No so simple when what you want to use is a utility library that implements, say, a protocol or other popular ‘new’ technology. Authors usually want to release it as open so it’s adopted by others, but just blindly license it under *GPL. It just becomes a total mess at that point since noone can (or wants) to answer simple questions as to its proper use.


I have to say, after dealing with GPL issues for so long, that the Creative Commons licenses are much better, if only because they make things simple. The main problem with the GPL is its complexity, especially in explaining it to people who don’t know what it is. For example, see http://creativecommons.org/licenses/by-sa/2.0/ for a well-written, easy to understand alternative to the GPL. –RobinHP


An alternative that I like is the MIT license: http://www.opensource.org/licenses/mit-license.php

I found that it is one of the most concise of the open licenses and it is relatively non-restrictive.


New Question :)

OK so what if you have some GPL command line program and you simply use NSTask to call it in your program and you distribute it in your program, yet your program is not OSS. Is this legal? If so, let’s say you had only a class that was GPL’d… could you compile this into a command line app and open source that but also call that via NSTask or an equivalent?

IANAL, but yes on both counts.

I disagree. I am not a lawyer either (I personally find the acronym IANAL to be vaguely disturbing), but I think that both would be fine only if the pieces were distributed separately. When distributed together, they would violate the GPL. See the all-powerful section 2b of the license. I think that when including an executable with your application’s bundle (a la Acquisition), your app quite clearly “contains or is derived from the Program or any part thereof” and thus should be licensed under the GPL. Frankly, this seems pretty clear to me.
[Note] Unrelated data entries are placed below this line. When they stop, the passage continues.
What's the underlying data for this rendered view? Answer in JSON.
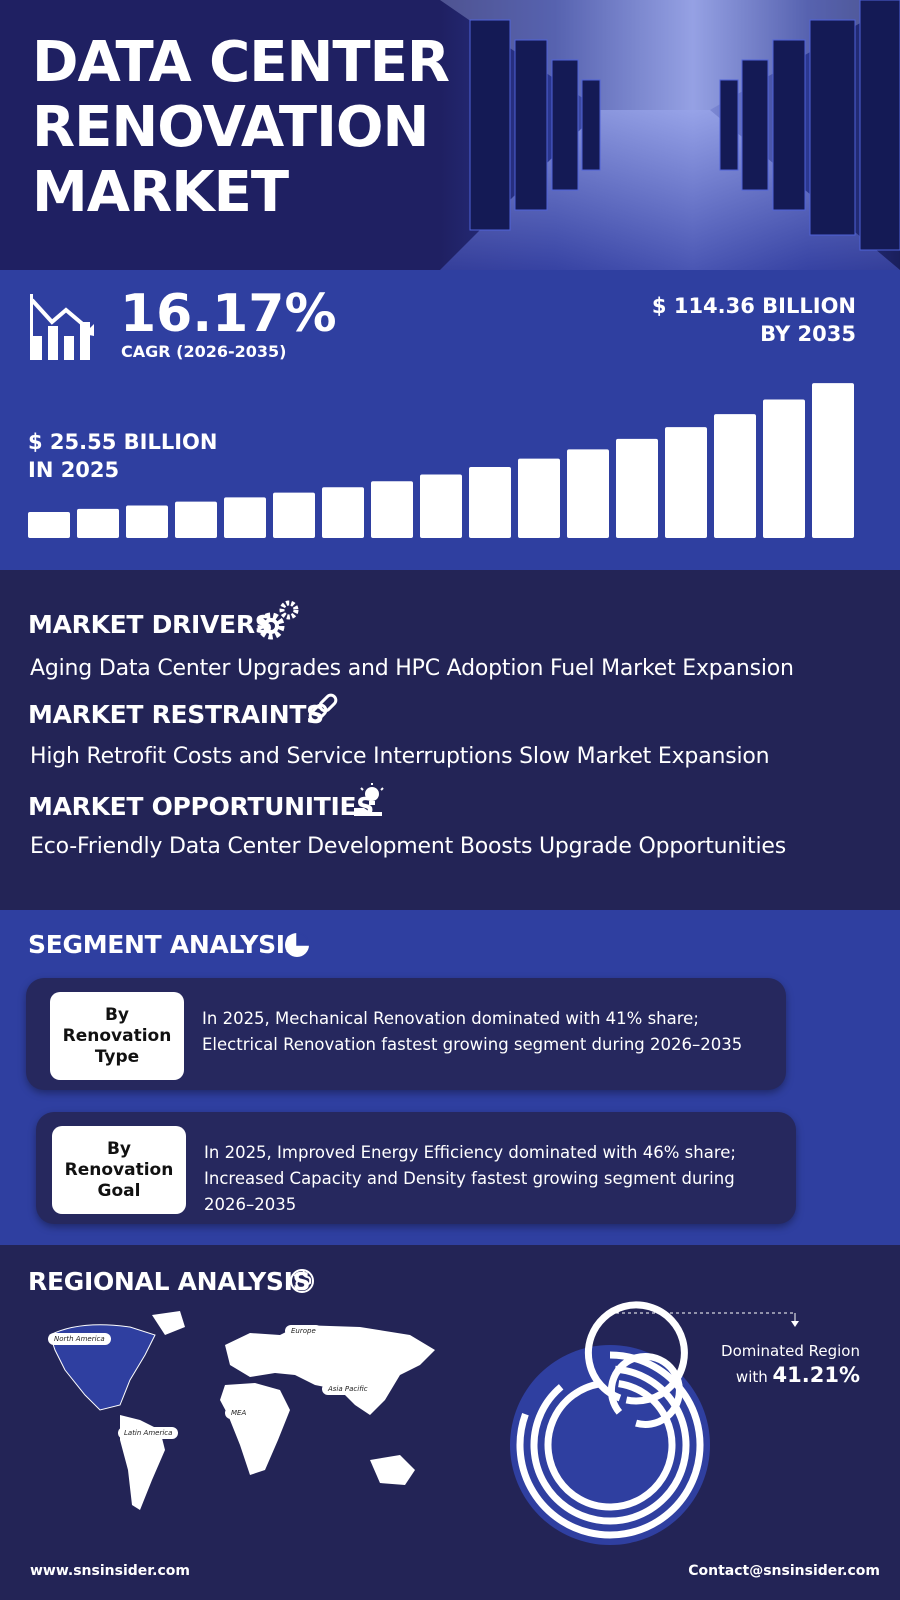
{
  "header": {
    "title_lines": [
      "DATA CENTER",
      "RENOVATION",
      "MARKET"
    ]
  },
  "stats": {
    "cagr_value": "16.17%",
    "cagr_label": "CAGR (2026-2035)",
    "end_value": "$ 114.36 BILLION",
    "end_label": "BY 2035",
    "start_value": "$ 25.55 BILLION",
    "start_label": "IN 2025"
  },
  "market": {
    "drivers": {
      "heading": "MARKET DRIVERS",
      "text": "Aging Data Center Upgrades and HPC Adoption Fuel Market Expansion"
    },
    "restraints": {
      "heading": "MARKET RESTRAINTS",
      "text": "High Retrofit Costs and Service Interruptions Slow Market Expansion"
    },
    "opportunities": {
      "heading": "MARKET OPPORTUNITIES",
      "text": "Eco-Friendly Data Center Development Boosts Upgrade Opportunities"
    }
  },
  "segment": {
    "heading": "SEGMENT ANALYSIS",
    "items": [
      {
        "label": "By Renovation Type",
        "text": "In 2025, Mechanical Renovation dominated with 41% share; Electrical Renovation fastest growing segment during 2026–2035"
      },
      {
        "label": "By Renovation Goal",
        "text": "In 2025, Improved Energy Efficiency dominated with 46% share; Increased Capacity and Density fastest growing segment during 2026–2035"
      }
    ]
  },
  "regional": {
    "heading": "REGIONAL ANALYSIS",
    "map_labels": [
      "North America",
      "Europe",
      "Asia Pacific",
      "MEA",
      "Latin America"
    ],
    "dominated_label": "Dominated Region",
    "dominated_prefix": "with",
    "dominated_value": "41.21%"
  },
  "footer": {
    "website": "www.snsinsider.com",
    "contact": "Contact@snsinsider.com"
  }
}
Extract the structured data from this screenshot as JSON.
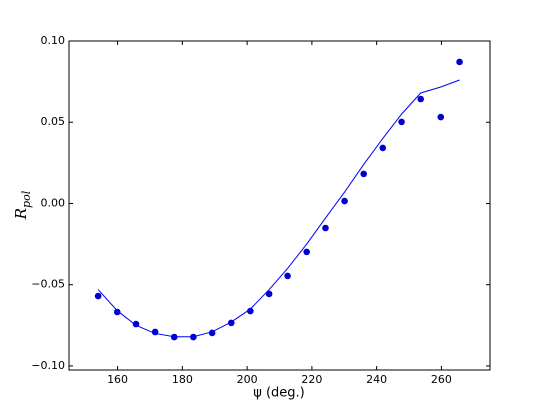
{
  "chart_data": {
    "type": "scatter",
    "xlabel": "ψ (deg.)",
    "ylabel": "R",
    "ylabel_sub": "pol",
    "x": [
      154.0,
      159.9,
      165.7,
      171.6,
      177.5,
      183.4,
      189.2,
      195.1,
      201.0,
      206.8,
      212.5,
      218.4,
      224.2,
      230.1,
      236.0,
      241.9,
      247.7,
      253.6,
      259.8,
      265.6
    ],
    "series": [
      {
        "type": "scatter",
        "color": "#0000cc",
        "values": [
          -0.057,
          -0.0668,
          -0.0742,
          -0.0791,
          -0.0822,
          -0.0822,
          -0.0797,
          -0.0735,
          -0.0662,
          -0.0557,
          -0.0446,
          -0.0298,
          -0.0151,
          0.0015,
          0.0182,
          0.0342,
          0.0502,
          0.0643,
          0.0532,
          0.0871
        ]
      },
      {
        "type": "line",
        "color": "#0000ff",
        "values": [
          -0.053,
          -0.066,
          -0.075,
          -0.08,
          -0.082,
          -0.082,
          -0.079,
          -0.073,
          -0.065,
          -0.053,
          -0.04,
          -0.025,
          -0.009,
          0.007,
          0.024,
          0.04,
          0.055,
          0.068,
          0.0717,
          0.076
        ]
      }
    ],
    "xlim": [
      145,
      275
    ],
    "xticks": [
      160,
      180,
      200,
      220,
      240,
      260
    ],
    "ylim": [
      -0.1025,
      0.1
    ],
    "yticks": [
      {
        "value": -0.1,
        "label": "−0.10"
      },
      {
        "value": -0.05,
        "label": "−0.05"
      },
      {
        "value": 0,
        "label": "0.00"
      },
      {
        "value": 0.05,
        "label": "0.05"
      },
      {
        "value": 0.1,
        "label": "0.10"
      }
    ],
    "grid": false
  }
}
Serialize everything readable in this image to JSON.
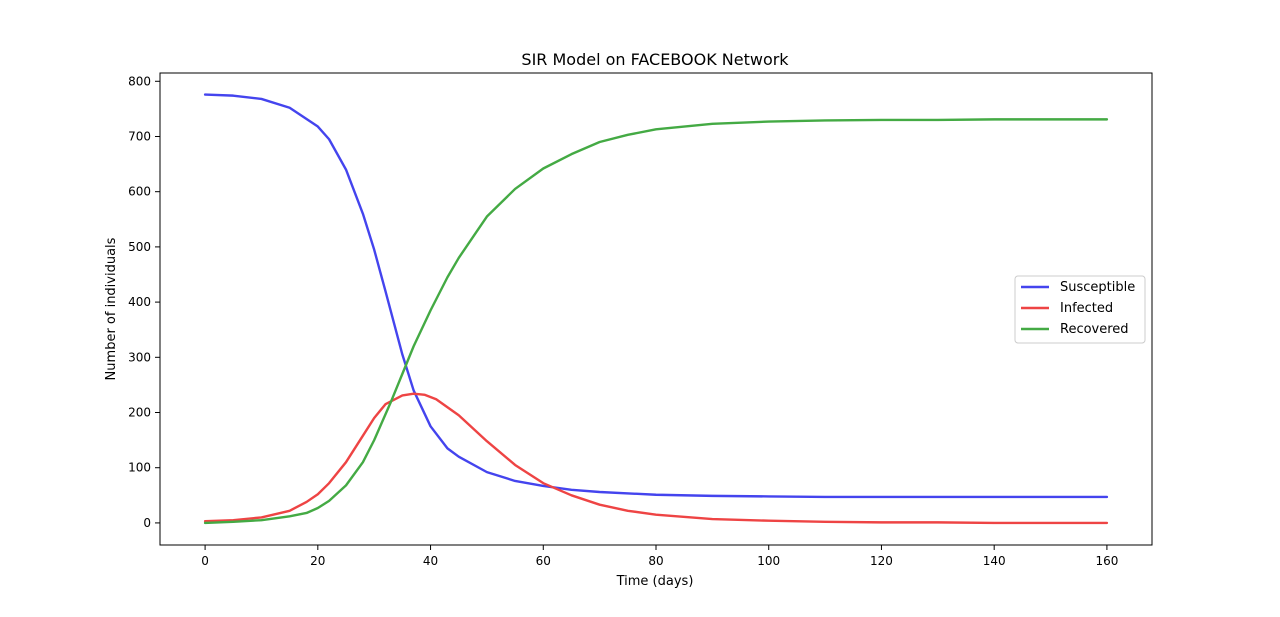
{
  "chart_data": {
    "type": "line",
    "title": "SIR Model on FACEBOOK Network",
    "xlabel": "Time (days)",
    "ylabel": "Number of individuals",
    "xlim": [
      -8,
      168
    ],
    "ylim": [
      -40,
      815
    ],
    "xticks": [
      0,
      20,
      40,
      60,
      80,
      100,
      120,
      140,
      160
    ],
    "yticks": [
      0,
      100,
      200,
      300,
      400,
      500,
      600,
      700,
      800
    ],
    "grid": false,
    "legend_position": "center-right",
    "series": [
      {
        "name": "Susceptible",
        "color": "#4444ee",
        "x": [
          0,
          5,
          10,
          15,
          20,
          22,
          25,
          28,
          30,
          32,
          35,
          37,
          40,
          43,
          45,
          50,
          55,
          60,
          65,
          70,
          80,
          90,
          100,
          110,
          120,
          130,
          140,
          150,
          160
        ],
        "y": [
          776,
          774,
          768,
          752,
          718,
          695,
          640,
          560,
          495,
          420,
          305,
          240,
          175,
          135,
          120,
          92,
          76,
          67,
          60,
          56,
          51,
          49,
          48,
          47,
          47,
          47,
          47,
          47,
          47
        ]
      },
      {
        "name": "Infected",
        "color": "#ee4444",
        "x": [
          0,
          5,
          10,
          15,
          18,
          20,
          22,
          25,
          28,
          30,
          32,
          35,
          37,
          39,
          41,
          45,
          50,
          55,
          60,
          65,
          70,
          75,
          80,
          90,
          100,
          110,
          120,
          130,
          140,
          150,
          160
        ],
        "y": [
          3,
          5,
          10,
          22,
          38,
          52,
          72,
          110,
          158,
          190,
          215,
          231,
          234,
          232,
          224,
          195,
          148,
          105,
          72,
          50,
          33,
          22,
          15,
          7,
          4,
          2,
          1,
          1,
          0,
          0,
          0
        ]
      },
      {
        "name": "Recovered",
        "color": "#44aa44",
        "x": [
          0,
          5,
          10,
          15,
          18,
          20,
          22,
          25,
          28,
          30,
          33,
          35,
          37,
          40,
          43,
          45,
          48,
          50,
          53,
          55,
          60,
          65,
          70,
          75,
          80,
          90,
          100,
          110,
          120,
          130,
          140,
          150,
          160
        ],
        "y": [
          0,
          2,
          5,
          12,
          18,
          27,
          40,
          68,
          110,
          150,
          220,
          270,
          320,
          385,
          445,
          480,
          525,
          555,
          585,
          605,
          642,
          668,
          690,
          703,
          713,
          723,
          727,
          729,
          730,
          730,
          731,
          731,
          731
        ]
      }
    ]
  }
}
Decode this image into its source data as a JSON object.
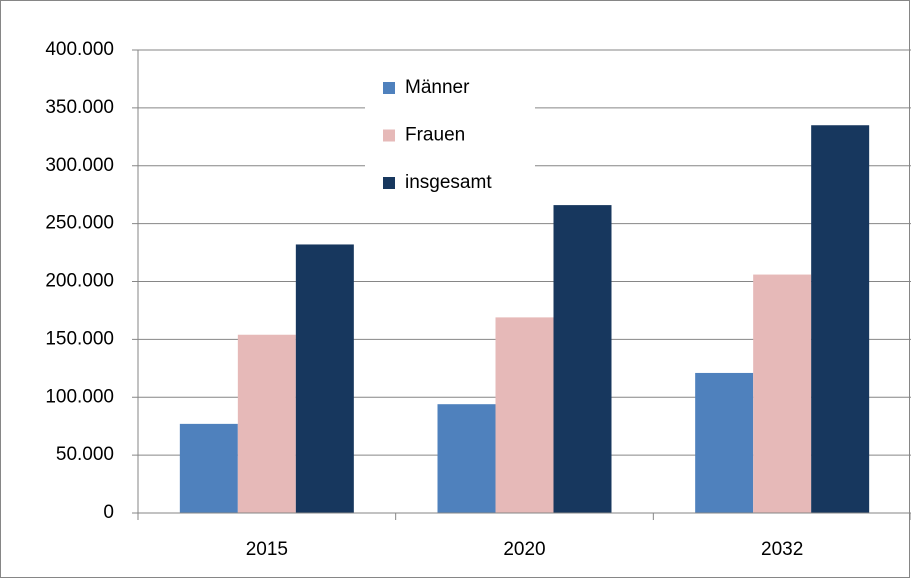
{
  "chart_data": {
    "type": "bar",
    "categories": [
      "2015",
      "2020",
      "2032"
    ],
    "series": [
      {
        "name": "Männer",
        "color": "#4f81bd",
        "values": [
          77000,
          94000,
          121000
        ]
      },
      {
        "name": "Frauen",
        "color": "#e6b9b8",
        "values": [
          154000,
          169000,
          206000
        ]
      },
      {
        "name": "insgesamt",
        "color": "#17375e",
        "values": [
          232000,
          266000,
          335000
        ]
      }
    ],
    "ylim": [
      0,
      400000
    ],
    "yticks": [
      0,
      {
        "value": 50000,
        "label": "50.000"
      },
      {
        "value": 100000,
        "label": "100.000"
      },
      {
        "value": 150000,
        "label": "150.000"
      },
      {
        "value": 200000,
        "label": "200.000"
      },
      {
        "value": 250000,
        "label": "250.000"
      },
      {
        "value": 300000,
        "label": "300.000"
      },
      {
        "value": 350000,
        "label": "350.000"
      },
      {
        "value": 400000,
        "label": "400.000"
      }
    ],
    "grid": true,
    "legend": "top"
  }
}
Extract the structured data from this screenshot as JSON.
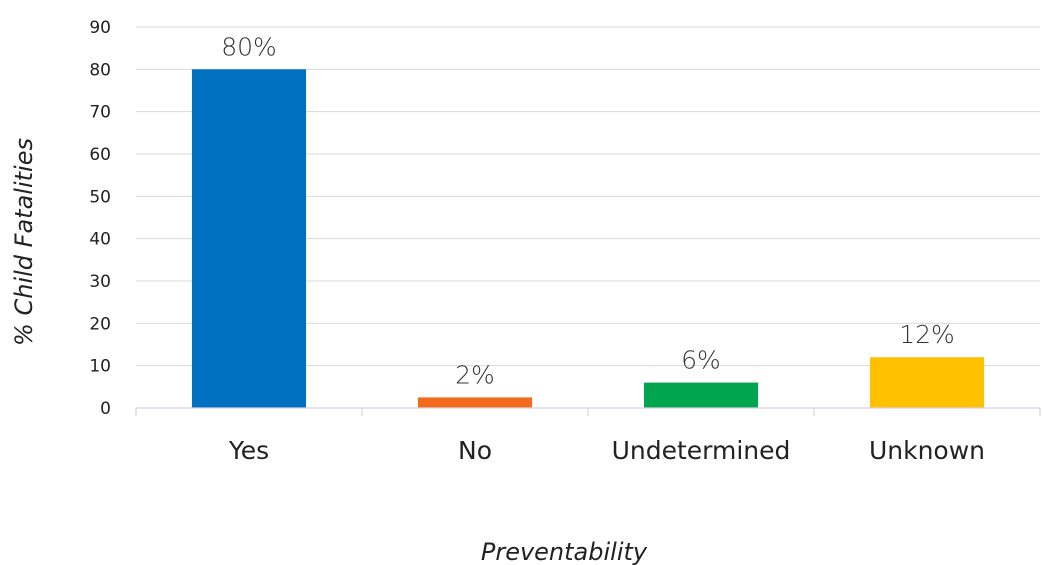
{
  "chart_data": {
    "type": "bar",
    "categories": [
      "Yes",
      "No",
      "Undetermined",
      "Unknown"
    ],
    "values": [
      80,
      2.5,
      6,
      12
    ],
    "data_labels": [
      "80%",
      "2%",
      "6%",
      "12%"
    ],
    "colors": [
      "#0070c0",
      "#f26a1b",
      "#00a550",
      "#ffc000"
    ],
    "title": "",
    "xlabel": "Preventability",
    "ylabel": "% Child Fatalities",
    "ylim": [
      0,
      90
    ],
    "yticks": [
      0,
      10,
      20,
      30,
      40,
      50,
      60,
      70,
      80,
      90
    ],
    "grid": true,
    "legend": "none"
  }
}
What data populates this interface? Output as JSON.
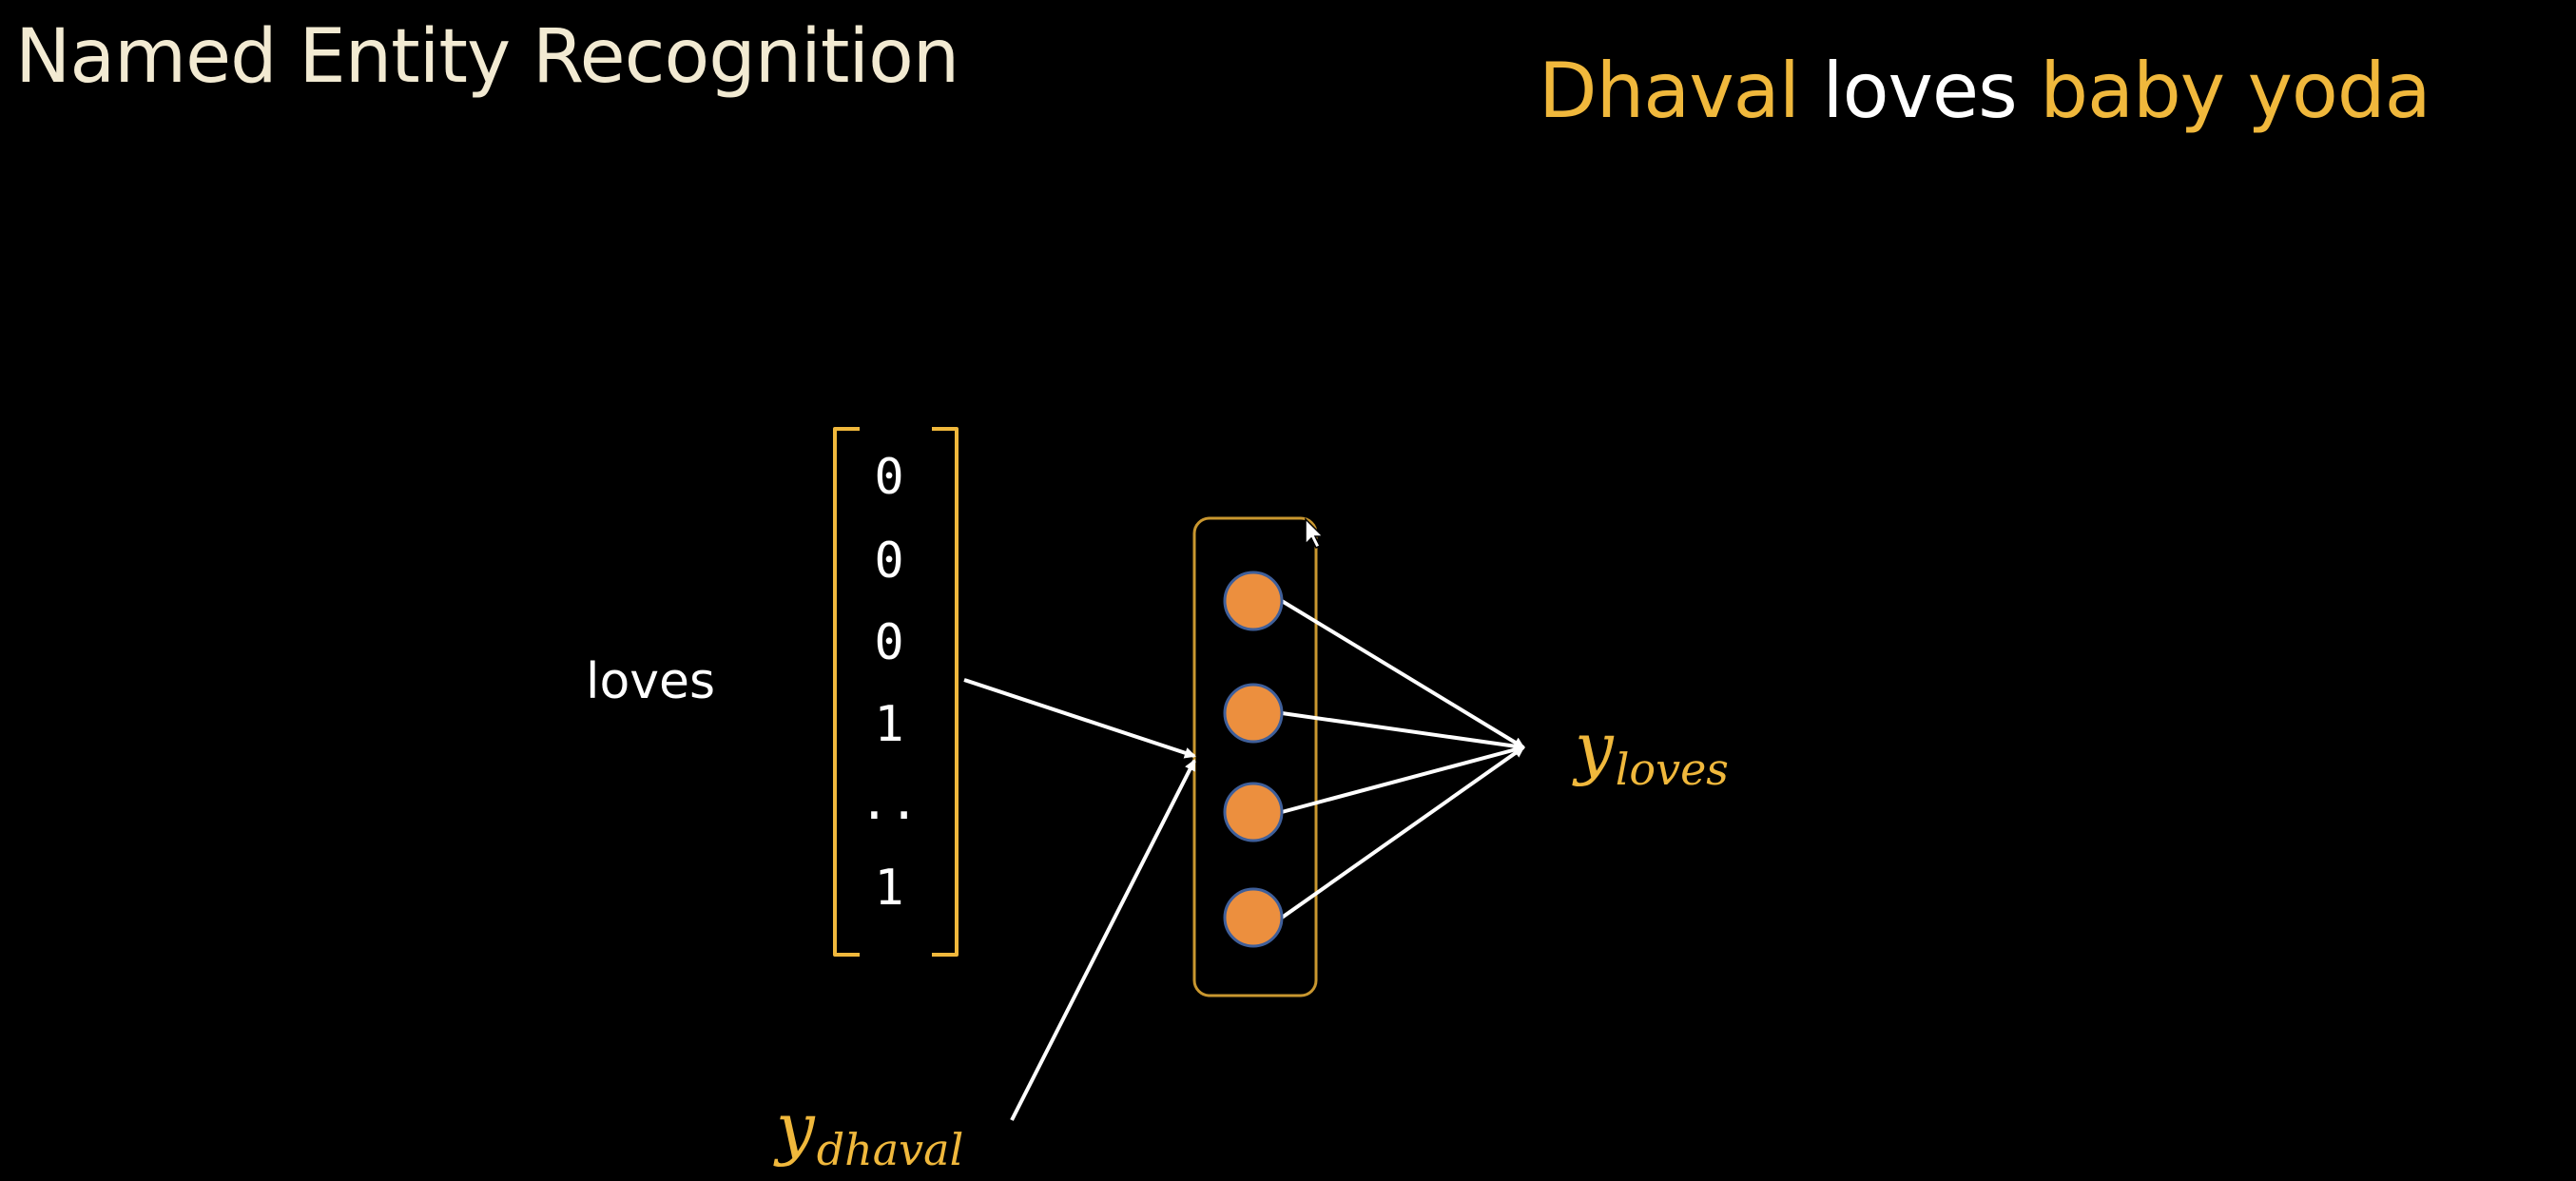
{
  "title": "Named Entity Recognition",
  "sentence": {
    "words": [
      {
        "text": "Dhaval",
        "entity": true
      },
      {
        "text": " loves ",
        "entity": false
      },
      {
        "text": "baby yoda",
        "entity": true
      }
    ]
  },
  "input_word": "loves",
  "input_vector": [
    "0",
    "0",
    "0",
    "1",
    "..",
    "1"
  ],
  "hidden_neuron_count": 4,
  "output_label": {
    "symbol": "y",
    "subscript": "loves"
  },
  "previous_output_label": {
    "symbol": "y",
    "subscript": "dhaval"
  },
  "colors": {
    "background": "#000000",
    "title_text": "#f2ead2",
    "entity_word": "#f0b83c",
    "plain_text": "#ffffff",
    "bracket": "#f0b83c",
    "layer_border": "#c9972f",
    "neuron_fill": "#ec8f3e",
    "neuron_stroke": "#3f5f9a",
    "arrow": "#ffffff",
    "math_label": "#f0b83c"
  }
}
Even though you are putting the programs in two different processes, they still contain parts of the original program and thus should be released under the GPL. –RobinHP


From a different perspective, as an initial author of a GPL’d software project, I primarily enjoy writing software as it is fun being creative. I want to share it freely with others, but at the same time, do not want others (companies) to make a direct monetary profit from my work or larger works, hence the larger works source code must also free. If I share my work under the GPL, my work will continue to be open and free to others.


“I want to share it freely with others, but at the same time, do not want others (companies) to make a direct monetary profit from my work or larger works.”

This seems to be the case for a few people I know. I wish I could understand let alone empathize with this point of view.


The creative commons licenses are also worth a look: http://creativecommons.org/about/licenses/meet-the-licenses


Interestingly the page you refer to ends like this: “and finally, for those licensing software, we offer the GNU GPL and GNU LGPL licenses.”


It sure does, but don’t get the wrong idea - the creativecommons licenses can be used to license ANY creative work (with attribution for the original creator). Source code included.